I'm getting a headache over this. :)

Reply to this post
Reply [edit]

Poster: billbarstad Date: Nov 11, 2011 2:51pm
Forum: feature_films Subject: Re: Ten selections

Your right about the movie. Copyright has made it feel like screaming and shouting and pulling my hair out.

Reply to this post
Reply [edit]

Poster: Hg80 Date: Nov 11, 2011 4:45pm
Forum: feature_films Subject: Re: Ten selections

I think the following illustrates the interest people have in these vintage films and could probably care less about copyright/public domain. Sometimes common sense philosophy should prevail. After all, what is the base line for the copyright of film: To ensure intellectual/creativity or to line pockets with cash?

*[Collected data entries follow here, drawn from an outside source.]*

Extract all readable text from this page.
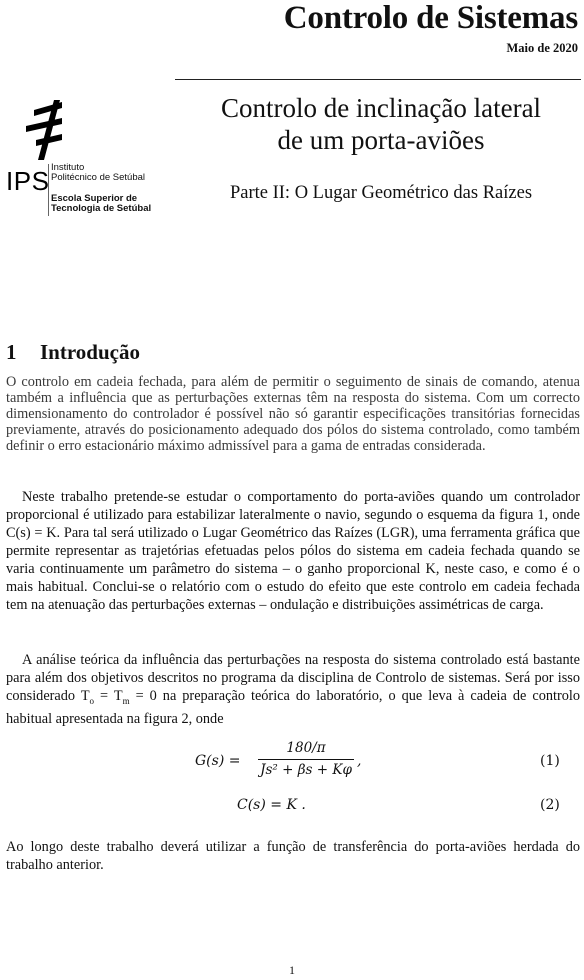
Controlo de Sistemas
Maio de 2020
IPS Instituto
Politécnico de Setúbal
Escola Superior de
Tecnologia de Setúbal
Controlo de inclinação lateral
de um porta-aviões
Parte II: O Lugar Geométrico das Raízes
1 Introdução
O controlo em cadeia fechada, para além de permitir o seguimento de sinais de comando, atenua também a influência que as perturbações externas têm na resposta do sistema. Com um correcto dimensionamento do controlador é possível não só garantir especificações transitórias fornecidas previamente, através do posicionamento adequado dos pólos do sistema controlado, como também definir o erro estacionário máximo admissível para a gama de entradas considerada.
Neste trabalho pretende-se estudar o comportamento do porta-aviões quando um controlador proporcional é utilizado para estabilizar lateralmente o navio, segundo o esquema da figura 1, onde C(s) = K. Para tal será utilizado o Lugar Geométrico das Raízes (LGR), uma ferramenta gráfica que permite representar as trajetórias efetuadas pelos pólos do sistema em cadeia fechada quando se varia continuamente um parâmetro do sistema – o ganho proporcional K, neste caso, e como é o mais habitual. Conclui-se o relatório com o estudo do efeito que este controlo em cadeia fechada tem na atenuação das perturbações externas – ondulação e distribuições assimétricas de carga.
A análise teórica da influência das perturbações na resposta do sistema controlado está bastante para além dos objetivos descritos no programa da disciplina de Controlo de sistemas. Será por isso considerado $T_o = T_m = 0$ na preparação teórica do laboratório, o que leva à cadeia de controlo habitual apresentada na figura 2, onde
G(s) =
180/π
Js² + βs + Kφ
,	(1)
C(s) = K .	(2)
Ao longo deste trabalho deverá utilizar a função de transferência do porta-aviões herdada do trabalho anterior.
1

Would the downloaders spend money per view or a subscription fee to watch the films? Maybe the Internet has lost the original vision of the exchange of knowledge and become an arena of commerce.

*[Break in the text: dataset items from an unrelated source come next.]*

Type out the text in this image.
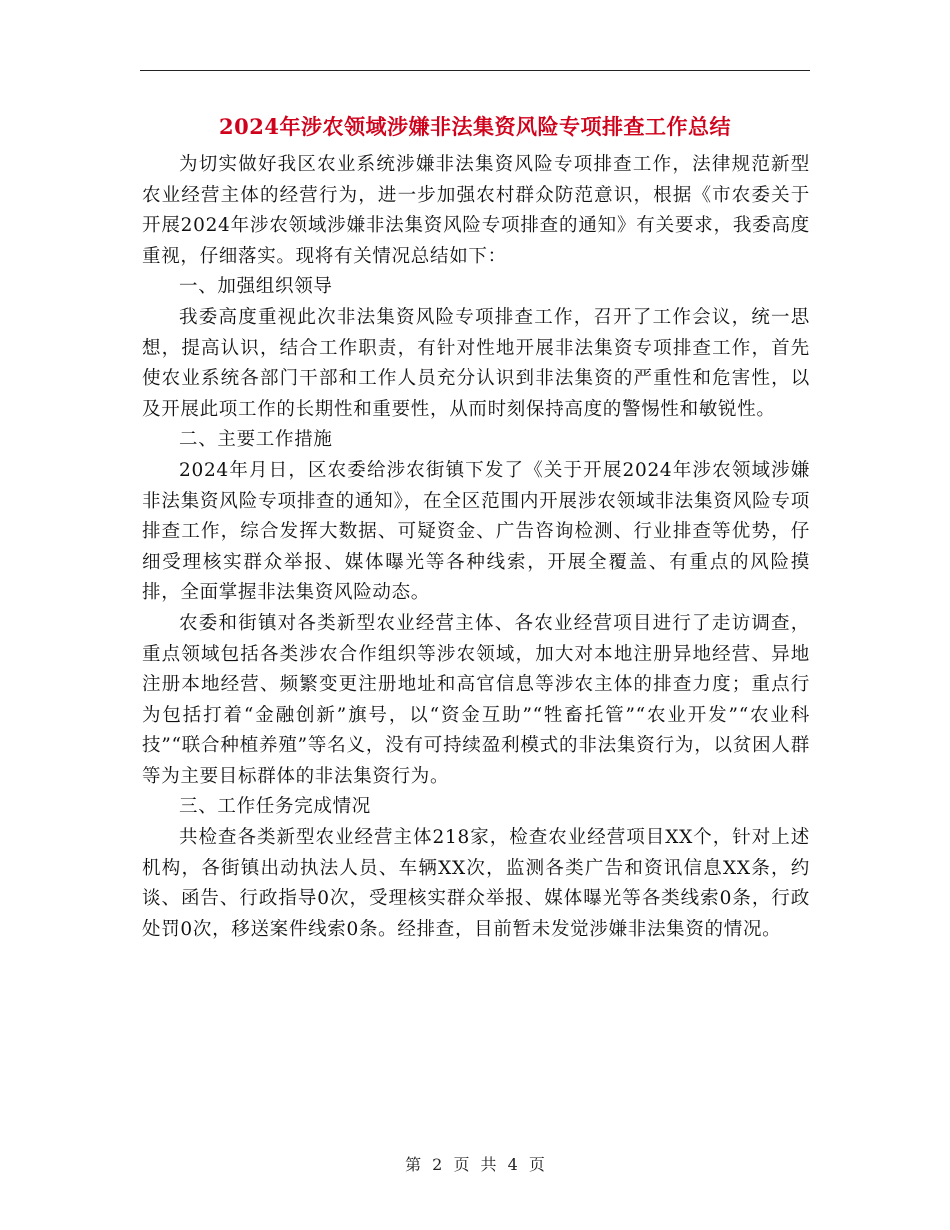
2024年涉农领域涉嫌非法集资风险专项排查工作总结

为切实做好我区农业系统涉嫌非法集资风险专项排查工作，法律规范新型农业经营主体的经营行为，进一步加强农村群众防范意识，根据《市农委关于开展2024年涉农领域涉嫌非法集资风险专项排查的通知》有关要求，我委高度重视，仔细落实。现将有关情况总结如下：

一、加强组织领导

我委高度重视此次非法集资风险专项排查工作，召开了工作会议，统一思想，提高认识，结合工作职责，有针对性地开展非法集资专项排查工作，首先使农业系统各部门干部和工作人员充分认识到非法集资的严重性和危害性，以及开展此项工作的长期性和重要性，从而时刻保持高度的警惕性和敏锐性。

二、主要工作措施

2024年月日，区农委给涉农街镇下发了《关于开展2024年涉农领域涉嫌非法集资风险专项排查的通知》，在全区范围内开展涉农领域非法集资风险专项排查工作，综合发挥大数据、可疑资金、广告咨询检测、行业排查等优势，仔细受理核实群众举报、媒体曝光等各种线索，开展全覆盖、有重点的风险摸排，全面掌握非法集资风险动态。

农委和街镇对各类新型农业经营主体、各农业经营项目进行了走访调查，重点领域包括各类涉农合作组织等涉农领域，加大对本地注册异地经营、异地注册本地经营、频繁变更注册地址和高官信息等涉农主体的排查力度；重点行为包括打着“金融创新”旗号，以“资金互助”“牲畜托管”“农业开发”“农业科技”“联合种植养殖”等名义，没有可持续盈利模式的非法集资行为，以贫困人群等为主要目标群体的非法集资行为。

三、工作任务完成情况

共检查各类新型农业经营主体218家，检查农业经营项目XX个，针对上述机构，各街镇出动执法人员、车辆XX次，监测各类广告和资讯信息XX条，约谈、函告、行政指导0次，受理核实群众举报、媒体曝光等各类线索0条，行政处罚0次，移送案件线索0条。经排查，目前暂未发觉涉嫌非法集资的情况。

第 2 页 共 4 页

"Cabiria"...Downloaded 241 times

"The Conquering Power"...Downloaded 306 times

"Tol'able David"...Downloaded 298 times

As a footnote...I would be disappointed to see "The Crazy Ray" eliminated from the Archive's repertoire...I use it as a teaching reference.

Reply to this post
Reply [edit]

Poster: billbarstad Date: Nov 11, 2011 5:03pm
Forum: feature_films Subject: Re: Ten selections

Common sense doesn't have much to do with whether a film should or shouldn't be under copyright. All we have is the law. I love silent movies. I know many other regular visitors to IA do to. I've uploaded 12 silent features and 43 silent shorts. All are PD. I've had to file counterclaims to reverse false takedown demands by StudioCanal on 4 or 5 of the features. That's one reason to know some copyright law.

Reply to this post
Reply [edit]

Poster: Hg80 Date: Nov 11, 2011 5:28pm
Forum: feature_films Subject: Re: Ten selections

Common sense in that copyrights should not extend beyond the creator's life span to infinity. The function of a copyright extends to the propriety of prime source ownership [those intellectual/creative rights] and revenue generated during that individual's life time. I doubt that Rene Clair's heirs have received a franc from "The Crazy Ray" lately. If one had the time and authority, I bet half of the feature films at the Internet Archive would have to be removed for some violation of a copyright restriction...however minor. Face it, it's not "really" about intellectual property rights; it's about money.

Reply to this post
Reply [edit]

Poster: billbarstad Date: Nov 11, 2011 5:38pm
Forum: feature_films Subject: Re: Ten selections

Yep.

Reply to this post
Reply [edit]

Poster: Phil_ Date: Nov 11, 2011 8:24pm
Forum: feature_films Subject: Re: Ten selections

Thought for Today:

Copyright laws do not seem to reward the people who deserve a reward, but maintain an inhibitory environment for those who could benefit most from a truly free society. That being said, I know a few artists (including some actors in film and television) who are unwittingly 'victims' of copyright infringement. For example, I know that as I watch one of my (actor) friend's shows (currently in syndication on cable television), she has no idea that there are a hundred p2p-heads (for lack of an appropriate word) online circulating a rip of her studio's DVD compilation, on Usenet or some unnamed p2p network.